Fate of the Vaal is one of those systems that sounds tidy in a patch note, then feels rough the moment you're in a real run. You're clearing a map, you get told to step out, handle a side zone, and then you're dropped back into the same spot like nothing happened. In a game where a lot of players already think hard about upgrades, drops, and even PoE 2 Currency planning, that kind of forced detour doesn't land as "variety." It lands as a hard stop, right when you were finally getting into a groove.
PoE 2 is slower on purpose. You feel the weight of movement, the wind-up on attacks, the idea that you're meant to read the screen and commit. That's fine. I'm into that style. The problem is that Fate of the Vaal doesn't respect the pace it's built on. You don't just take a quick portal and bounce back like in the first game.
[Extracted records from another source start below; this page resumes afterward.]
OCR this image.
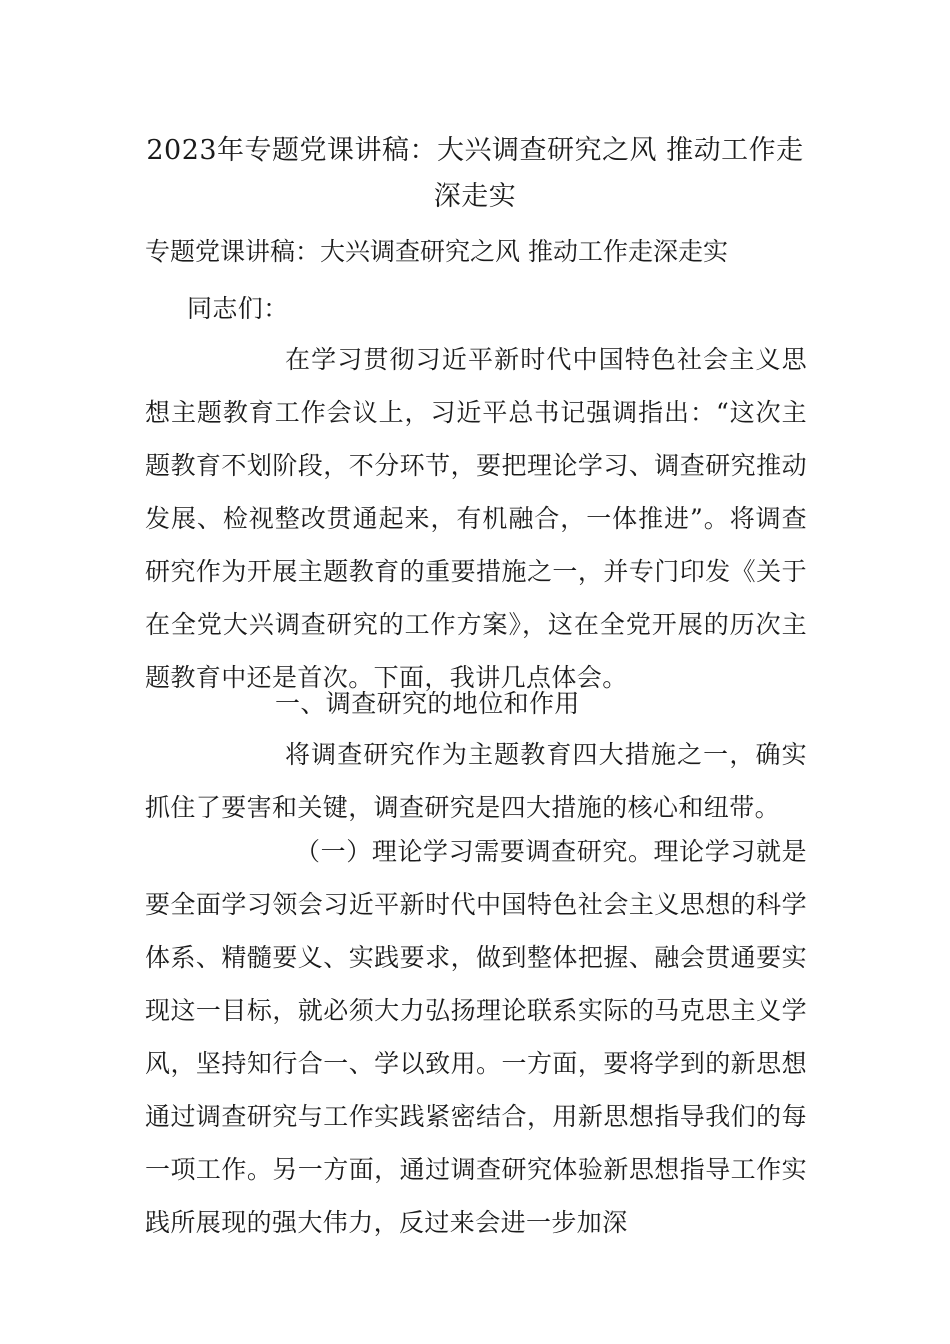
2023年专题党课讲稿：大兴调查研究之风 推动工作走深走实
专题党课讲稿：大兴调查研究之风 推动工作走深走实
同志们：
在学习贯彻习近平新时代中国特色社会主义思想主题教育工作会议上，习近平总书记强调指出：“这次主题教育不划阶段，不分环节，要把理论学习、调查研究推动发展、检视整改贯通起来，有机融合，一体推进”。将调查研究作为开展主题教育的重要措施之一，并专门印发《关于在全党大兴调查研究的工作方案》，这在全党开展的历次主题教育中还是首次。下面，我讲几点体会。
一、调查研究的地位和作用
将调查研究作为主题教育四大措施之一，确实抓住了要害和关键，调查研究是四大措施的核心和纽带。
（一）理论学习需要调查研究。理论学习就是要全面学习领会习近平新时代中国特色社会主义思想的科学体系、精髓要义、实践要求，做到整体把握、融会贯通要实现这一目标，就必须大力弘扬理论联系实际的马克思主义学风，坚持知行合一、学以致用。一方面，要将学到的新思想通过调查研究与工作实践紧密结合，用新思想指导我们的每一项工作。另一方面，通过调查研究体验新思想指导工作实践所展现的强大伟力，反过来会进一步加深
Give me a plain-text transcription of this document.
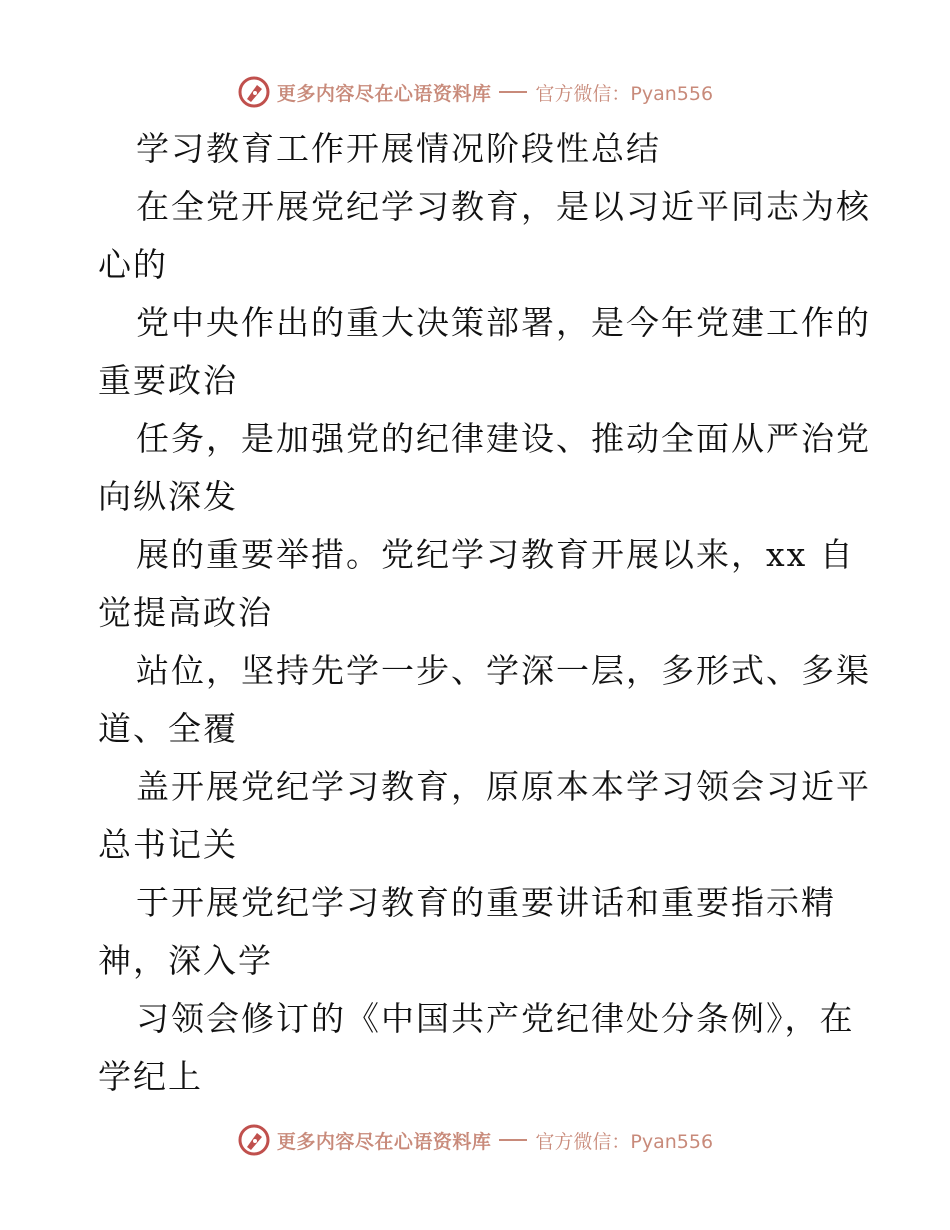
更多内容尽在心语资料库 官方微信：Pyan556
学习教育工作开展情况阶段性总结
在全党开展党纪学习教育，是以习近平同志为核
心的
党中央作出的重大决策部署，是今年党建工作的
重要政治
任务，是加强党的纪律建设、推动全面从严治党
向纵深发
展的重要举措。党纪学习教育开展以来，xx 自
觉提高政治
站位，坚持先学一步、学深一层，多形式、多渠
道、全覆
盖开展党纪学习教育，原原本本学习领会习近平
总书记关
于开展党纪学习教育的重要讲话和重要指示精
神，深入学
习领会修订的《中国共产党纪律处分条例》，在
学纪上
更多内容尽在心语资料库 官方微信：Pyan556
You leave, load, re-orient, do a separate objective, load again, then try to find your rhythm in the original map. After a few times, you notice the travel more than the fights, and that's not a great sign.
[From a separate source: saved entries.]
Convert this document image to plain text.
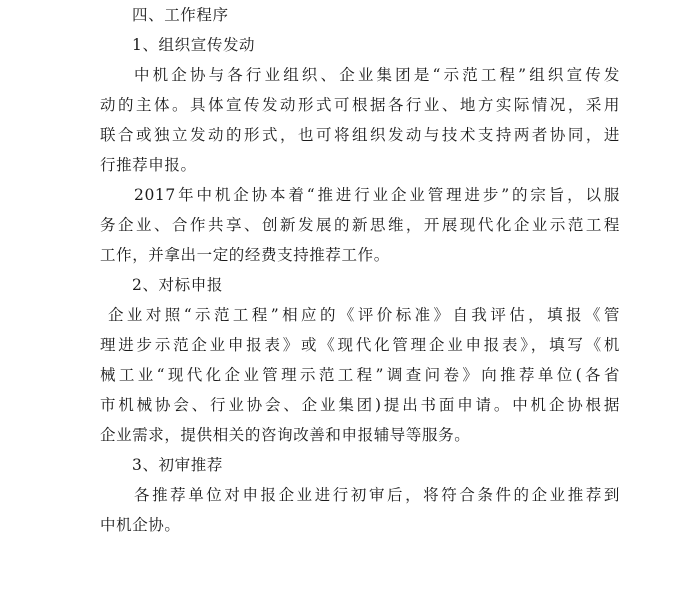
四、工作程序
1、组织宣传发动
中机企协与各行业组织、企业集团是“示范工程”组织宣传发
动的主体。具体宣传发动形式可根据各行业、地方实际情况，采用
联合或独立发动的形式，也可将组织发动与技术支持两者协同，进
行推荐申报。
2017年中机企协本着“推进行业企业管理进步”的宗旨，以服
务企业、合作共享、创新发展的新思维，开展现代化企业示范工程
工作，并拿出一定的经费支持推荐工作。
2、对标申报
企业对照“示范工程”相应的《评价标准》自我评估，填报《管
理进步示范企业申报表》或《现代化管理企业申报表》，填写《机
械工业“现代化企业管理示范工程”调查问卷》向推荐单位(各省
市机械协会、行业协会、企业集团)提出书面申请。中机企协根据
企业需求，提供相关的咨询改善和申报辅导等服务。
3、初审推荐
各推荐单位对申报企业进行初审后，将符合条件的企业推荐到
中机企协。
In the original Path of Exile, speed covers up a lot. You'd zip through a map, pop out for something optional, then chain right back into the loop without thinking. In PoE 2, everything takes a bit more effort. You're positioning more. You're checking corners. You're not blasting screens in two seconds. So when the game yanks you into a side area, it doesn't feel like a quick diversion. It feels like you're being asked to restart your focus over and over, and it can get tiring fast.
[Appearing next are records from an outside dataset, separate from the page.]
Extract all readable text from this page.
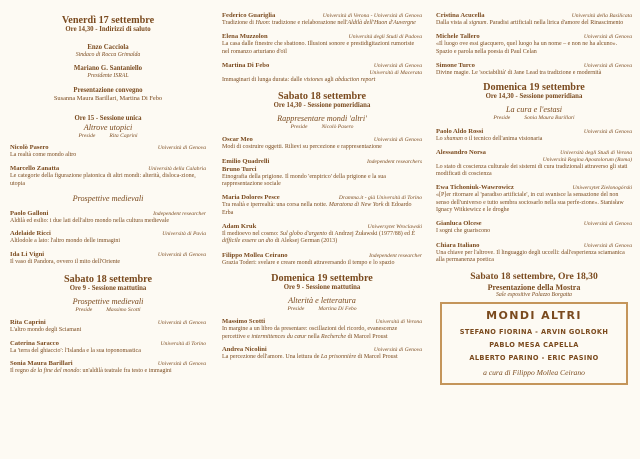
Venerdì 17 settembre
Ore 14,30 - Indirizzi di saluto
Enzo Cacciola
Sindaco di Rocca Grimalda
Mariano G. Santaniello
Presidente ISRAL
Presentazione convegno
Susanna Maura Barillari, Martina Di Febo
Ore 15 - Sessione unica
Altrove utopici
Preside	Rita Caprini
Nicolò Pasero	Università di Genova
La realtà come mondo altro
Marcello Zanatta	Università della Calabria
Le categorie della figurazione platonica di altri mondi: alterità, disloca-zione, utopia
Prospettive medievali
Paolo Galloni	Independent researcher
Aldilà ed esilio: i due lati dell'altro mondo nella cultura medievale
Adelaide Ricci	Università di Pavia
Altlodole a lato: l'altro mondo delle immagini
Ida Li Vigni	Università di Genova
Il vaso di Pandora, ovvero il mito dell'Oriente
Sabato 18 settembre
Ore 9 - Sessione mattutina
Prospettive medievali
Preside	Massimo Scotti
Rita Caprini	Università di Genova
L'altro mondo degli Sciamani
Caterina Saracco	Università di Torino
La 'terra del ghiaccio': l'Islanda e la sua toponomastica
Sonia Maura Barillari	Università di Genova
Il regno de la fine del mondo: un'aldilà teatrale fra testo e immagini
Federico Guariglia	Università di Verona - Università di Genova
Tradizione di Huon: tradizione e rielaborazione nell'Aldilà dell'Huon d'Auvergne
Elena Muzzolon	Università degli Studi di Padova
La casa dalle finestre che sbattono. Illusioni sonore e prestidigitazioni rumoriste nel romanzo arturiano d'oïl
Martina Di Febo	Università di Genova
Università di Macerata
Immaginari di lunga durata: dalle visiones agli abduction report
Sabato 18 settembre
Ore 14,30 - Sessione pomeridiana
Rappresentare mondi 'altri'
Preside	Nicolò Pasero
Oscar Meo	Università di Genova
Modi di costruire oggetti. Rilievi su percezione e rappresentazione
Emilio Quadrelli	Independent researchers
Bruno Turci
Etnografia della prigione. Il mondo 'empirico' della prigione e la sua rappresentazione sociale
Maria Dolores Pesce	Dramma.it - già Università di Torino
Tra realtà e iperrealtà: una corsa nella notte. Maratona di New York di Edoardo Erba
Adam Kruk	Uniwersytet Wroclawski
Il medioevo nel cosmo: Sul globo d'argento di Andrzej Żuławski (1977/88) ed È difficile essere un dio di Aleksej German (2013)
Filippo Mollea Ceirano	Independent researcher
Grazia Toderi: svelare e creare mondi attraversando il tempo e lo spazio
Domenica 19 settembre
Ore 9 - Sessione mattutina
Alterità e letteratura
Preside	Martina Di Febo
Massimo Scotti	Università di Verona
In margine a un libro da presentare: oscillazioni del ricordo, evanescenze percettive e intermittences du cœur nella Recherche di Marcel Proust
Andrea Nicolini	Università di Genova
La percezione dell'amore. Una lettura de La prisonnière di Marcel Proust
Cristina Acucella	Università della Basilicata
Dalla vista al signum. Paradisi artificiali nella lirica d'amore del Rinascimento
Michele Tallero	Università di Genova
«Il luogo ove essi giacquero, quel luogo ha un nome – e non ne ha alcuno». Spazio e parola nella poesia di Paul Celan
Simone Turco	Università di Genova
Divine magie. Le 'sociabilità' di Jane Lead tra tradizione e modernità
Domenica 19 settembre
Ore 14,30 - Sessione pomeridiana
La cura e l'estasi
Preside	Sonia Maura Barillari
Paolo Aldo Rossi	Università di Genova
Lo shaman o il tecnico dell'anima visionaria
Alessandro Norsa	Università degli Studi di Verona
Università Regina Apostolorum (Roma)
Lo stato di coscienza culturale dei sistemi di cura tradizionali attraverso gli stati modificati di coscienza
Ewa Tichoniuk-Wawrowicz	Uniwersytet Zielonogórski
«[P]er ritornare al 'paradiso artificiale', in cui svanisce la sensazione del non senso dell'universo e tutto sembra sociosarlo nella sua perfe-zione». Stanisław Ignacy Witkiewicz e le droghe
Gianluca Olcese	Università di Genova
I sogni che guariscono
Chiara Italiano	Università di Genova
Una chiave per l'altrove. Il linguaggio degli uccelli: dall'esperienza sciamanica alla permanenza poetica
Sabato 18 settembre, Ore 18,30
Presentazione della Mostra
Sale espositive Palazzo Borgatta
MONDI ALTRI
STEFANO FIORINA - ARVIN GOLROKH
PABLO MESA CAPELLA
ALBERTO PARINO - ERIC PASINO
a cura di Filippo Mollea Ceirano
This is also happening at an awkward time for the endgame. A lot of folks don't feel like there's a single, clear long-term target pulling them forward yet. No obvious "I'm grinding toward that" moment. So you end up building a character because you like the build, or because you're testing skills, or because the combat's still fun in bursts. In that mood, interruptions matter more. If the reward from the Vaal detour doesn't feel worth the pause, you start skipping it, or worse, you start asking why you're running maps at all.
If Fate of the Vaal is meant to be a spice, it needs to keep the meal hot. Let it live inside the map more often, or make the return feel clean and intentional, not like you got shoved back mid-sentence. Better rewards would help, sure, but the bigger fix is respecting momentum. Players don't mind doing extra work when it feels like forward progress, and when the loop stays satisfying even on a long night of grinding path of exile 2 currency for the next upgrade.